Wednesday, 9 December 2015

Lev Butts Reviews Catch-22 & Closing Time by Joseph Heller

Joseph Heller's life came with literal bookends.
Heller's first novel, Catch-22, tells the story of Captain John Yossarian, a World War II bombadier who, after failing to save the life of a mortally wounded rear-gunner, discovers he no longer wants to fly missions anymore because "they" are trying to kill him. Unfortunately, though everyone admits Yossarian is as crazy as his tentmate Orr (who crashes his airplane during each mission), he cannot be grounded because there's a catch
and that was Catch-22, which specified that a concern for one's own safety in the face of dangers that were real and immediate was the process of a rational mind. Orr was crazy and could be grounded. All he had to do was ask; and as soon as he did, he would no longer be crazy and would have to fly more missions. Orr would be crazy to fly more missions and sane if he didn't, but if he was sane, he had to fly them. If he flew them, he was crazy and didn't have to; but if he didn't want to, he was sane and had to. 
Over the course of the novel, we learn that "they" are not necessarily the Germans nor even the U.S. military commanders, but anyone with power over anyone else because
Catch-22 says they have a right to do anything we can't stop them from doing.
Given the choice of joining with the "theys" or facing a court-martial for desertion, Yossarian decides instead to run away from the whole shebang, and takes off for Sweden.

youthful rebellion
It isn't until 33 years later, when Heller published his final novel and sequel to Catch-22Closing Time, that the full ramifications of the catch come home. This novel finds Yossarian an old man who has been coerced into working for M&M Enterprises (the shadowy catering syndicate from the first novel) by being asked to and offered lots of money. We learn his escape plan failed almost as soon as it began when he was arrested in Italy and forced to be sent back home a hero.

He has spent the majority of his adult life employed as M&M's conscience. He tells them why their decisions stink, so they can ignore him and do what they want anyway. In short, Yossarian learns that Catch-22 applies to everyone, even those in power, and the worst way to live is to be accepted by the other bastards who run things.

oldful submission
Closing Time received almost universal negative reviews, primarily due to people's disappointment that Yossarian wound up a sell-out and corporate schill. However, this is exactly the beauty of the sequel. I loved Catch-22 because of the biting way it critiqued bereaucracy. As a teenager, it gave my rebellious phase a kind of legitimacy, in much the same way as The Adventures of Huckleberry Finn or Catcher in the Rye did for many others. Closing Time, though, shows us that Yossarian was no more successful in his rebellion than any of us were. He still had to grow up, find a job, have a family, get divorced, and fail at everything he ever tried artistically, just like the rest of us.

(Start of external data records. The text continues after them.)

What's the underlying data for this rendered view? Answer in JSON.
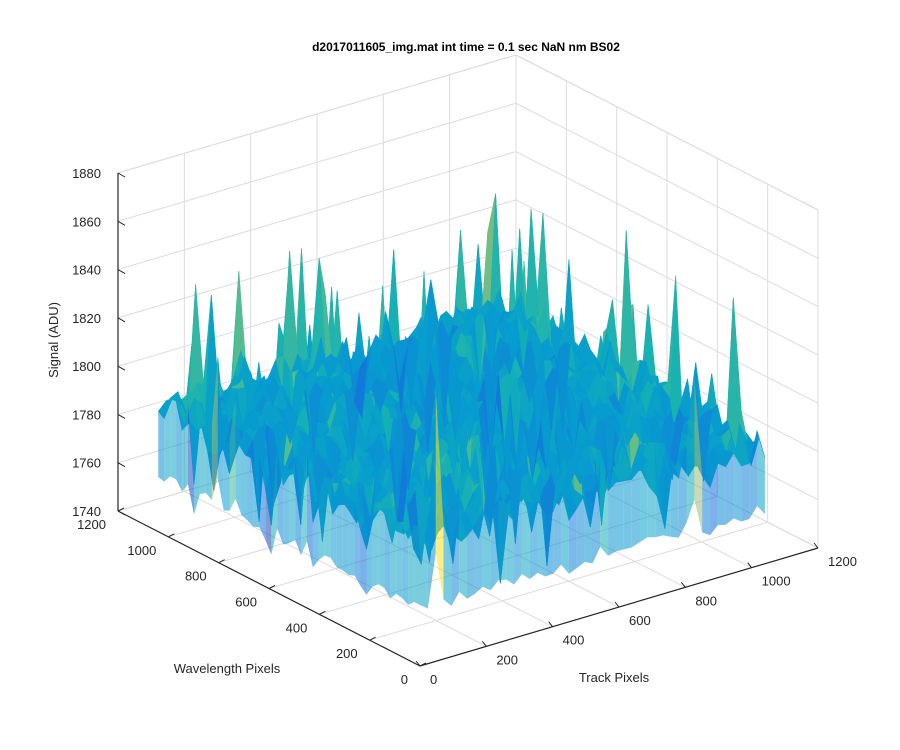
{
  "chart_data": {
    "type": "surface",
    "title": "d2017011605_img.mat int time = 0.1 sec  NaN nm BS02",
    "xlabel": "Track Pixels",
    "ylabel": "Wavelength Pixels",
    "zlabel": "Signal (ADU)",
    "xlim": [
      0,
      1200
    ],
    "ylim": [
      0,
      1200
    ],
    "zlim": [
      1740,
      1880
    ],
    "x_ticks": [
      "0",
      "200",
      "400",
      "600",
      "800",
      "1000",
      "1200"
    ],
    "y_ticks": [
      "0",
      "200",
      "400",
      "600",
      "800",
      "1000",
      "1200"
    ],
    "z_ticks": [
      "1740",
      "1760",
      "1780",
      "1800",
      "1820",
      "1840",
      "1860",
      "1880"
    ],
    "x_extent": [
      0,
      1040
    ],
    "y_extent": [
      0,
      1040
    ],
    "signal_baseline": 1792,
    "signal_range": [
      1748,
      1872
    ],
    "grid": true,
    "colormap": "parula"
  }
}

It is a more honest continuation of Yossarian's story. Logically we know that Huck Finn will eventually grow up, and he may possibly one day own slaves, and no matter how nicely he treats them, he'll still be a slaveowner. Holden Caulfield is going to grow up, and he will get a job and live the very middle class lifestyle he spends a weekend in New York rebelling against. However, we don't have to think of that because we are left only with Huck lighting out for the Territories, and Holden watching his sister on that carousel.

For thirty years, Heller allowed us a similar vision of Yossarian, saying "No" and running off to Sweden. Heller let us idolize Yossarian, and then, as a final joke, he showed us the catch in action: Yossarian was just a schlub like the rest of us. For many, it upset them. For me, it was liberating. After all, if Yossarian couldn't maintain his youthful rebellion, I have no reason to bemoan my own selling out. I can look at my own middle-class life and be proud. I always wanted to be like Yossarian, and turns out, I am!